Dear Auntie Mac,
Is it me, or is Facebook’s Neighborhood Watch a bit overboard at times? “Keep Out” and “No Trespassing” signs, cameras everywhere, suggestions to “Shoot First Ask Questions Later”! Every car driving slowly, or parked on the road, is suspicious? I’m all for neighborhood watch groups, but not for watching my neighbors. Are we not a relatively safe town, or am I missing something?
A Good Neighbor
My Dear Neighbor:
While Auntie Mac prides herself on having her finger on the pulse of all town-related news, she was unaware that the message board to which you refer was such a hotbed of feverish paranoia, so she took the opportunity to examine it. There does seem to be an increase in the number of postings from residents of this and surrounding towns advising of miscreants, footpads, and second-story men on the loose and in greater numbers than in previous years. But Auntie Mac would argue that this is possibly because the site in question has grown considerably over the time it has been active, and given that it is in our nature to want to warn each other of potential poaching pitfalls presently plaguing personal property, some leeway should be given to those who wish merely to hope that the dusty, sputtering Jeep with its dusty, sneering driver, does not draw bead on your porch, hoping to snag a tasty parcel or, in some cases, your mini-van.
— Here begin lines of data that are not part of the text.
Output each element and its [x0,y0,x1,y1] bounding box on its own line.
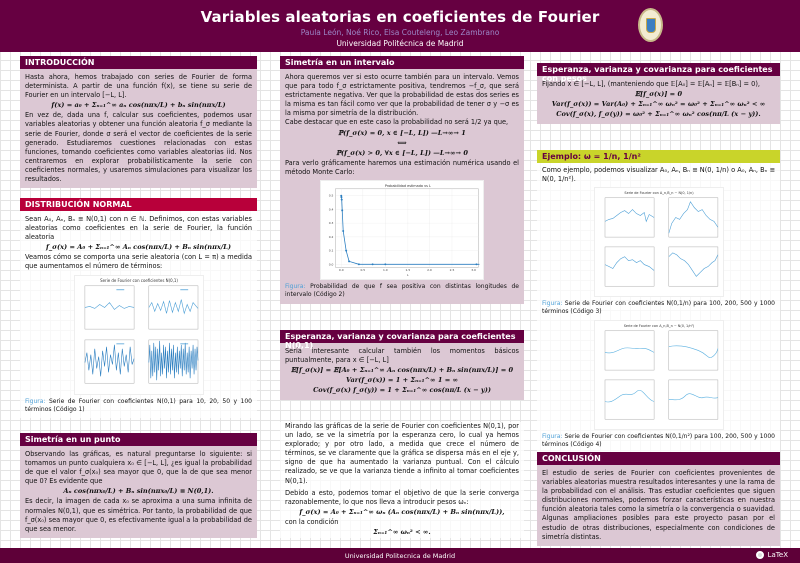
block-body: Ahora queremos ver si esto ocurre tambié… [280,69,524,304]
block-distribucion-normal: DISTRIBUCIÓN NORMAL Sean A₀, Aₙ, Bₙ ≡ N(… [20,198,257,419]
paragraph: Como ejemplo, podemos visualizar A₀, Aₙ,… [542,166,775,184]
block-title: DISTRIBUCIÓN NORMAL [20,198,257,211]
poster-authors: Paula León, Noé Rico, Elsa Couteleng, Le… [300,28,500,37]
block-momentos-normal: Esperanza, varianza y covarianza para co… [280,330,524,401]
svg-text:0.5: 0.5 [360,268,365,272]
equation: 𝔼[f_σ(x)] = 0 [634,90,683,99]
svg-text:Serie de Fourier con A_n,B_n ~: Serie de Fourier con A_n,B_n ~ N(0, 1/n²… [623,324,694,328]
block-body: Sería interesante calcular también los m… [280,343,524,401]
block-body: Como ejemplo, podemos visualizar A₀, Aₙ,… [537,163,780,453]
poster-title: Variables aleatorias en coeficientes de … [200,8,600,26]
caption-text: Serie de Fourier con coeficientes N(0,1)… [25,397,252,413]
block-body: El estudio de series de Fourier con coef… [537,465,780,546]
svg-text:0.3: 0.3 [329,221,334,225]
block-title: Simetría en un punto [20,433,257,446]
paragraph: Es decir, la imagen de cada x₀ se aproxi… [25,497,252,533]
paragraph: Sean A₀, Aₙ, Bₙ ≡ N(0,1) con n ∈ ℕ. Defi… [25,215,252,242]
paragraph: Sería interesante calcular también los m… [285,347,519,365]
paragraph: Para verlo gráficamente haremos una esti… [285,158,519,176]
caption-label: Figura: [542,300,563,308]
paragraph: Fijando x ∈ [−L, L], (manteniendo que 𝔼[… [542,80,761,88]
block-title: INTRODUCCIÓN [20,56,257,69]
svg-text:2.5: 2.5 [450,268,455,272]
svg-text:L: L [407,273,409,277]
block-momentos-pesos: Esperanza, varianza y covarianza para co… [537,63,780,125]
figure-caption: Figura: Serie de Fourier con coeficiente… [542,300,775,317]
paragraph: Ahora queremos ver si esto ocurre tambié… [285,73,519,118]
equation-iff: ⟺ [397,138,407,147]
equation: Σₙ₌₁^∞ ωₙ² < ∞. [373,528,431,537]
paragraph: Hasta ahora, hemos trabajado con series … [25,73,252,100]
block-body: Observando las gráficas, es natural preg… [20,446,257,538]
block-body: Fijando x ∈ [−L, L], (manteniendo que 𝔼[… [537,76,780,125]
block-body: Hasta ahora, hemos trabajado con series … [20,69,257,189]
paragraph: Observando las gráficas, es natural preg… [25,450,252,486]
caption-label: Figura: [542,432,563,440]
equation: f_σ(x) = A₀ + Σₙ₌₁^∞ ωₙ (Aₙ cos(nπx/L) +… [299,507,505,516]
svg-text:0.1: 0.1 [329,249,334,253]
block-introduccion: INTRODUCCIÓN Hasta ahora, hemos trabajad… [20,56,257,189]
caption-text: Probabilidad de que f sea positiva con d… [285,283,519,299]
paragraph: Mirando las gráficas de la serie de Four… [285,422,519,485]
upm-crest-icon [638,8,663,42]
svg-text:0.0: 0.0 [339,268,344,272]
figure-fourier-1-over-n: Serie de Fourier con A_n,B_n ~ N(0, 1/n) [593,187,724,298]
svg-text:0.4: 0.4 [329,207,334,211]
equation: f(x) = a₀ + Σₙ₌₁^∞ aₙ cos(nπx/L) + bₙ si… [51,101,226,110]
block-title: Esperanza, varianza y covarianza para co… [280,330,524,350]
caption-label: Figura: [285,283,306,291]
block-conclusion: CONCLUSIÓN El estudio de series de Fouri… [537,452,780,546]
paragraph: con la condición [285,517,339,526]
svg-text:1.0: 1.0 [383,268,388,272]
equation: ℙ(f_σ(x) > 0, ∀x ∈ [−L, L]) —L→∞→ 0 [336,148,468,157]
equation: ℙ(f_σ(x) = 0, x ∈ [−L, L]) —L→∞→ 1 [338,128,466,137]
equation: f_σ(x) = A₀ + Σₙ₌₁^∞ Aₙ cos(nπx/L) + Bₙ … [45,243,231,252]
block-title: CONCLUSIÓN [537,452,780,465]
block-title: Ejemplo: ω = 1/n, 1/n² [537,150,780,163]
latex-label: LaTeX [767,551,788,559]
paragraph: Cabe destacar que en este caso la probab… [285,118,509,127]
equation: Var(f_σ(x)) = Var(A₀) + Σₙ₌₁^∞ ωₙ² = ω₀²… [551,100,766,109]
figure-fourier-1-over-n2: Serie de Fourier con A_n,B_n ~ N(0, 1/n²… [593,319,724,430]
svg-text:0.2: 0.2 [329,235,334,239]
block-simetria-punto: Simetría en un punto Observando las gráf… [20,433,257,538]
equation: Aₙ cos(nπx₀/L) + Bₙ sin(nπx₀/L) ≡ N(0,1)… [63,487,214,496]
svg-text:3.0: 3.0 [471,268,476,272]
svg-text:0.5: 0.5 [329,194,334,198]
paragraph: En vez de, dada una f, calcular sus coef… [25,111,252,184]
svg-text:0.0: 0.0 [329,262,334,266]
svg-text:Serie de Fourier con A_n,B_n ~: Serie de Fourier con A_n,B_n ~ N(0, 1/n) [624,191,694,195]
block-title: Esperanza, varianza y covarianza para co… [537,63,780,83]
figure-title: Serie de Fourier con coeficientes N(0,1) [100,277,178,282]
svg-text:Probabilidad estimada vs L: Probabilidad estimada vs L [385,184,431,188]
block-body: Sean A₀, Aₙ, Bₙ ≡ N(0,1) con n ∈ ℕ. Defi… [20,211,257,419]
footer-text: Universidad Politecnica de Madrid [344,551,456,560]
poster-header: Variables aleatorias en coeficientes de … [0,0,800,52]
poster-footer: Universidad Politecnica de Madrid LaTeX [0,548,800,563]
equation: Cov(f_σ(x) f_σ(y)) = 1 + Σₙ₌₁^∞ cos(nπ/L… [313,386,491,395]
figure-caption: Figura: Probabilidad de que f sea positi… [285,283,519,300]
figure-fourier-n01: Serie de Fourier con coeficientes N(0,1) [73,274,204,395]
figure-caption: Figura: Serie de Fourier con coeficiente… [542,433,775,450]
block-simetria-intervalo: Simetría en un intervalo Ahora queremos … [280,56,524,304]
poster-affiliation: Universidad Politécnica de Madrid [336,39,464,48]
equation: Var(f_σ(x)) = 1 + Σₙ₌₁^∞ 1 = ∞ [345,376,459,385]
svg-text:1.5: 1.5 [406,268,411,272]
svg-text:2.0: 2.0 [427,268,432,272]
figure-caption: Figura: Serie de Fourier con coeficiente… [25,398,252,415]
paragraph: El estudio de series de Fourier con coef… [542,469,775,541]
caption-text: Serie de Fourier con coeficientes N(0,1/… [542,300,775,316]
block-title: Simetría en un intervalo [280,56,524,69]
equation: 𝔼[f_σ(x)] = 𝔼[A₀ + Σₙ₌₁^∞ Aₙ cos(nπx/L) … [290,366,514,375]
cc-icon [755,551,764,559]
latex-badge: LaTeX [755,551,788,559]
block-ejemplo: Ejemplo: ω = 1/n, 1/n² Como ejemplo, pod… [537,150,780,453]
caption-text: Serie de Fourier con coeficientes N(0,1/… [542,432,775,448]
text-momentos-normal-cont: Mirando las gráficas de la serie de Four… [280,422,524,539]
paragraph: Debido a esto, podemos tomar el objetivo… [285,488,519,506]
equation: Cov(f_σ(x), f_σ(y)) = ω₀² + Σₙ₌₁^∞ ωₙ² c… [556,110,761,119]
paragraph: Veamos cómo se comporta una serie aleato… [25,253,252,271]
figure-probabilidad-vs-L: Probabilidad estimada vs L 0.5 0.4 0.3 0.2… [320,180,484,281]
caption-label: Figura: [25,397,46,405]
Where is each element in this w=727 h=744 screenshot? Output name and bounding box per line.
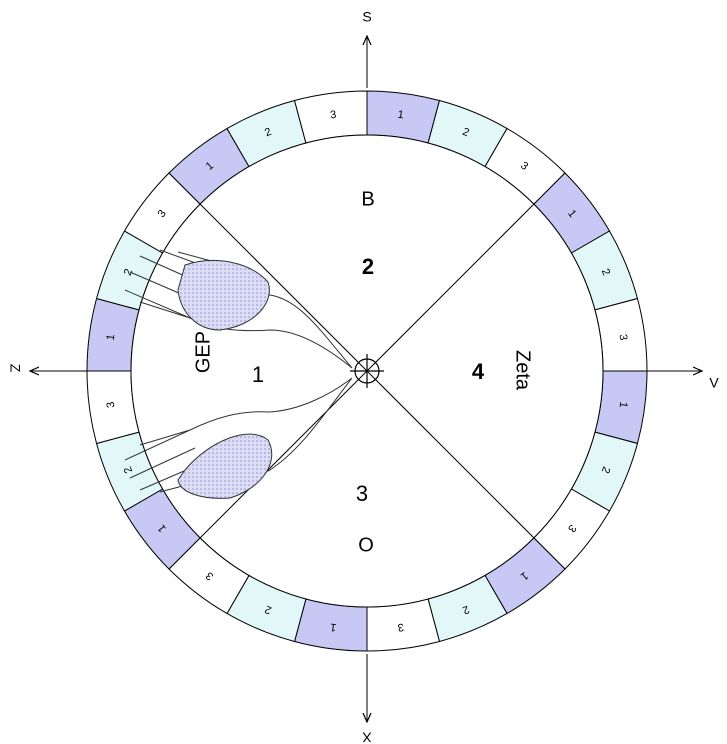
ring-label: 2 [122, 465, 135, 475]
sector-name: GEP [192, 331, 214, 373]
ring-label: 2 [599, 465, 612, 475]
sector-line [199, 370, 368, 539]
ring-label: 1 [397, 109, 405, 122]
ring-label: 2 [599, 267, 612, 277]
ring-label: 1 [617, 401, 630, 409]
center-crosshair [350, 354, 384, 388]
sector-line [199, 203, 368, 372]
sector-number: 1 [252, 362, 264, 387]
hand-outline [124, 377, 353, 497]
ring-label: 3 [617, 333, 630, 341]
sector-line [366, 370, 535, 539]
sector-number: 2 [362, 254, 374, 279]
ring-label: 2 [263, 603, 273, 616]
sector-name: O [358, 534, 374, 556]
sector-line [366, 203, 535, 372]
compass-label: V [709, 375, 719, 391]
hand-outline [124, 249, 353, 369]
compass-label: Z [7, 364, 23, 373]
ring-label: 2 [461, 603, 471, 616]
compass-label: S [362, 9, 371, 25]
sector-name: Zeta [512, 350, 534, 391]
compass-label: X [362, 729, 372, 744]
glove [177, 433, 273, 499]
sector-number: 3 [356, 481, 368, 506]
axes [30, 36, 702, 722]
sector-number: 4 [472, 359, 485, 384]
sector-name: B [361, 188, 374, 210]
hands [124, 249, 353, 499]
ring-label: 2 [461, 126, 471, 139]
ring-label: 2 [122, 267, 135, 277]
ring-label: 1 [105, 333, 118, 341]
ring-label: 3 [329, 109, 337, 122]
ring-label: 3 [397, 621, 405, 634]
ring-label: 3 [105, 401, 118, 409]
ring-label: 2 [263, 126, 273, 139]
ring-label: 1 [329, 621, 337, 634]
glove [177, 259, 270, 331]
sector-lines [199, 203, 535, 539]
Like you, dear, I pine for the days when rogues and scoundrels kept to their own towns and pillaged in appropriate neighborhoods, but as we have seen, times are indeed tight. One’s indignation that “that sort of thing doesn’t happen here” is veritable catnip to a desperate entrepreneur following a dubious moral compass. The smugly unsuspecting are the nouveau-criminal’s target du jour.
Auntie Mac does not think that we should “watch our neighbors” in the context that you imply; rather, we should get to know our neighbors, and the most basic of their habits, so we can tell the census taker, “yes, the Finknottles live across the street,” or deliver a lost cat to its frantic owner, or call the woman two houses down to inquire if indeed a dusty, sputtering Jeep should be parked in her driveway while she is at work.
One of the ways we as residents and neighbors can mitigate (but sadly not eliminate) the need for those “No Trespassing” signs is to get to know each other. It is no use pretending that Hampton is some sort of Brigadoon that the world outside its borders cannot touch. If we know as much as we can about our town and its rhythms, the cautions and warnings we give each other will seem not so much overly fearful hysteria but common-sense caring and protectiveness. Because eventually, the dusty, sputtering Jeep, in one form or another, is bound to approach us all.